Hello everyone, this is going to be a series of posts building up to Karl Friston’s Free Energy Principle. All of this came about as a result of me reading a paper on the free energy principle being applied to Biological Systems. The Free energy principle is notoriously difficult to understand, which for some reason motivates me to study it even more. These are notes to myself of the components that go into understnading the free energy principle.

Okay, so the first part which is crucial to understanding the FEP is the concept of a markov boundary. There are some philosophical qualms we can raise about the FEP, in that we define a ‘thing’ to be something that is de-fined (in a bohmian sense, made finite) by a markov boundary.

In particular, this is kind of Hegelian in a way where we define the ‘thingness’ of something (a particle, a system, a population) on the basis of a boundary that separates it from that which it is not. In terms of the buddhist concept of Apoha then, a thing is defined as something which is not not that thing (or a double negation).

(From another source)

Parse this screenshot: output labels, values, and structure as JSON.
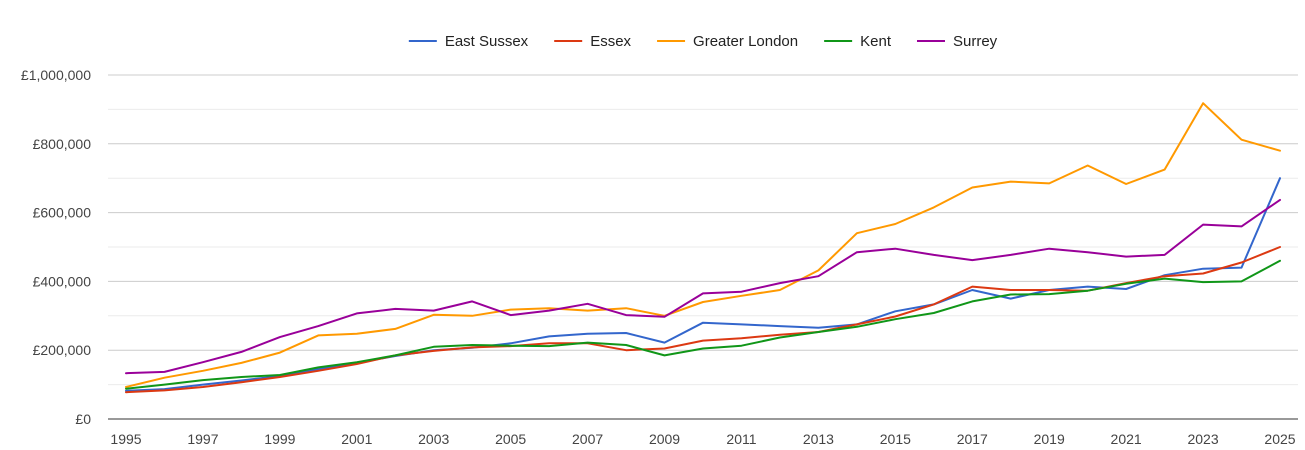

This sort of definition lends itself well to machine learning classifiers for example, but I see that in some more exotic metaphysics, we may not necessarily agree with this definition of a thing (for example perhaps a radically positive metaphysics as seen in Nietzsche and Deleuze which stands against the negativity of the dialectic).

For our intents and purposes though, the beauty of the FEP is seen when we take this definition as an axiom and build up from there. In the FEP, this notion of boundary is captured by idea of causality. A boundary then is a something that partitions a system into the external and internal, where there is no causal effect on the internal by the external. This is captured by the idea of Markov Blankets and boundaries which are concepts borrowed from machine learning.

The intution I got for building up to the concept of a markov blanket is from this medium post. We start with the markov property. This just captures the intution of a transition that only depends on the current value; if we know the state of a system at present then we have as much information about it as can be known by having access to all previous states.

Definition 1: A discrete time process is said to have the markov property if it satisfies the following: \(\Pr(X_{n+1}=x \mid X_{n}=x_{n}) = \Pr (X_{n+1} = x \mid X_{1}=x_{1}, X_2=x_{2}, ... X_{n}=x_{n}\)

Instead of just imagining a chain of these, we can imagine a whole network with each node representing a probability of an event and the edges represent conditional dependence. Interesting aside, how does this relate to automata theory and probabilistic finite state automata?

We then identify three types of structures found in bayesian networks:

  1. Causal Chain: Parent and child are initially dependent. On certain knowledge of intermediate node they become independent.
  2. Common Cause: Children nodes initially dependent. On certain knowledge of the parent they become independent.
  3. Common Effect: Parent nodes are initially independent. On certain knowledge of child they become dependent.

The idea is that any subgraph of a bayesian network will be isomorphic to a graph that can be composed with just these three types of structures. These respectively correspond to knowing the Parents of the nodes in the system, the Children and the parents of the children. Knowing all these, our system of proposed ‘internal’ states is independent of the external system in terms of causal affection. Having successfully set up the boundary, we can set up the rest of the formalism.